Automan left “Mine Deer” after seven series – with Terry having supposedly emigrated ‘down under’ (Barra) – but the show ran on for a total of 11 series with other lead characters..
“New Ticks”
Automan soon reappeared on our screens in a new show called New Ticks. This was a gritty police procedural about the work of the Unresolved Grime Squad, who re-investigated unsolved ‘dipping’ discrepancies at sheep fanks. The show was about three retired Police ‘dipping’ specialists who came back to work as consultants.
As well as Automan, the show featured Amanda Redsquare, JamesStreet Bolam (from Whatever Happened To The Likely Faads) and NicholasLewisSportsCentre Lyndhurst (from Only Pools and Saunas).

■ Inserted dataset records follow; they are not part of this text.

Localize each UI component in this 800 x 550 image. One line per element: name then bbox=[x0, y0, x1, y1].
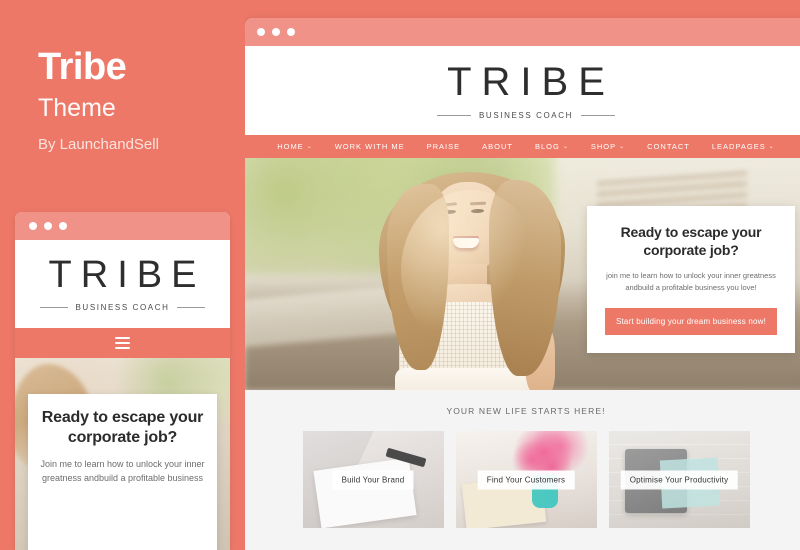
window-dot-1 bbox=[29, 222, 37, 230]
hero-body-text: join me to learn how to unlock your inne… bbox=[606, 271, 776, 293]
feature-card-build-your-brand[interactable]: Build Your Brand bbox=[302, 431, 444, 528]
mobile-nav-bar bbox=[15, 328, 230, 358]
feature-card-label: Build Your Brand bbox=[332, 470, 414, 489]
nav-item-blog[interactable]: BLOG ⌄ bbox=[524, 142, 580, 151]
promo-author: By LaunchandSell bbox=[38, 136, 159, 153]
feature-card-find-your-customers[interactable]: Find Your Customers bbox=[455, 431, 597, 528]
site-logo-tagline-row: BUSINESS COACH bbox=[245, 111, 800, 120]
hero-section: Ready to escape your corporate job? join… bbox=[245, 158, 800, 390]
nav-item-about[interactable]: ABOUT bbox=[471, 142, 524, 151]
nav-label: HOME bbox=[277, 142, 304, 151]
nav-item-shop[interactable]: SHOP ⌄ bbox=[580, 142, 636, 151]
nav-label: SHOP bbox=[590, 142, 617, 151]
feature-card-label: Optimise Your Productivity bbox=[620, 470, 738, 489]
nav-item-home[interactable]: HOME ⌄ bbox=[266, 142, 324, 151]
mobile-chrome-bar bbox=[15, 212, 230, 240]
site-nav: HOME ⌄ WORK WITH ME PRAISE ABOUT BLOG ⌄ … bbox=[245, 135, 800, 158]
nav-item-leadpages[interactable]: LEADPAGES ⌄ bbox=[701, 142, 786, 151]
features-card-row: Build Your Brand Find Your Customers Opt… bbox=[245, 431, 800, 528]
desktop-browser-mock: TRIBE BUSINESS COACH HOME ⌄ WORK WITH ME… bbox=[245, 18, 800, 550]
hair-highlight bbox=[401, 190, 541, 350]
hero-cta-button[interactable]: Start building your dream business now! bbox=[605, 307, 777, 335]
window-dot-2 bbox=[44, 222, 52, 230]
tagline-rule-left bbox=[39, 307, 68, 308]
hamburger-icon[interactable] bbox=[115, 336, 130, 350]
site-logo-wordmark[interactable]: TRIBE bbox=[437, 62, 615, 102]
nav-label: WORK WITH ME bbox=[334, 142, 405, 151]
nav-item-work-with-me[interactable]: WORK WITH ME bbox=[324, 142, 416, 151]
feature-card-label: Find Your Customers bbox=[477, 470, 575, 489]
chevron-down-icon: ⌄ bbox=[768, 143, 775, 150]
tagline-rule-left bbox=[437, 114, 471, 116]
hero-photo-woman bbox=[373, 162, 573, 390]
nav-item-contact[interactable]: CONTACT bbox=[636, 142, 701, 151]
window-dot-3 bbox=[287, 28, 295, 36]
mobile-preview-mock: TRIBE BUSINESS COACH Ready to escape you… bbox=[15, 212, 230, 550]
site-logo-tagline: BUSINESS COACH bbox=[479, 110, 573, 120]
window-dot-2 bbox=[272, 28, 280, 36]
promo-subtitle: Theme bbox=[38, 94, 116, 122]
browser-chrome-bar bbox=[245, 18, 800, 46]
features-section: YOUR NEW LIFE STARTS HERE! Build Your Br… bbox=[245, 390, 800, 550]
hero-heading: Ready to escape your corporate job? bbox=[620, 224, 762, 258]
hero-overlay-card: Ready to escape your corporate job? join… bbox=[587, 206, 795, 353]
mobile-hero-heading: Ready to escape your corporate job? bbox=[41, 409, 204, 446]
window-dot-3 bbox=[59, 222, 67, 230]
mobile-logo-tagline-row: BUSINESS COACH bbox=[15, 303, 230, 312]
nav-label: CONTACT bbox=[647, 142, 690, 151]
mobile-hero-section: Ready to escape your corporate job? Join… bbox=[15, 358, 230, 550]
site-header: TRIBE BUSINESS COACH bbox=[245, 46, 800, 135]
feature-card-optimise-your-productivity[interactable]: Optimise Your Productivity bbox=[608, 431, 750, 528]
features-title: YOUR NEW LIFE STARTS HERE! bbox=[446, 406, 606, 416]
nav-label: ABOUT bbox=[482, 142, 513, 151]
window-dot-1 bbox=[257, 28, 265, 36]
nav-label: LEADPAGES bbox=[711, 142, 766, 151]
tagline-rule-right bbox=[580, 114, 615, 116]
chevron-down-icon: ⌄ bbox=[619, 143, 626, 150]
mobile-hero-card: Ready to escape your corporate job? Join… bbox=[28, 394, 217, 550]
mobile-logo-tagline: BUSINESS COACH bbox=[75, 303, 170, 312]
promo-title: Tribe bbox=[38, 46, 127, 88]
mobile-hero-body: Join me to learn how to unlock your inne… bbox=[40, 459, 205, 483]
nav-label: BLOG bbox=[535, 142, 560, 151]
mobile-site-logo[interactable]: TRIBE BUSINESS COACH bbox=[15, 240, 230, 328]
mobile-logo-wordmark: TRIBE bbox=[48, 254, 206, 296]
chevron-down-icon: ⌄ bbox=[562, 143, 569, 150]
tagline-rule-right bbox=[177, 307, 206, 308]
nav-item-praise[interactable]: PRAISE bbox=[416, 142, 472, 151]
chevron-down-icon: ⌄ bbox=[306, 143, 313, 150]
nav-label: PRAISE bbox=[426, 142, 461, 151]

Dennis Automan’s personal life was fairly turbulent, featuring a string of ex-wives, and a famously stormy marriage to aristocratic Point actress Rubha-la Lenska which kept the celebrity gossip columns of the Stornoway Gazette, the West Highland Free Press and the People’s Journal busy for years.
Automan fancied himself as a bit of a singer ever since his early days in Niseach impresario Lional Bàrd’s musical “Oliver(‘sbrae)!” – a tale of Dickensian conditions at Knockgarry farm – and despite being ruppish, insisted on doing the theme tunes for all his telly programmes. Indeed, a talent for making dreadful music ran in the family – Automan’s cousin teamed up with partners Livestock and Aitken to produce some of the cheesiest assembly line pop of the 80s (Kylie Lochalsh, Fleek Astley and Bunnabhainnaramma)
Outside of his working life, Dennis Automan’s main hobbies were getting divorced and fighting anyone who mistook “Dennis Automan ” for “Donnie Dòtaman”, which was chust about everyone.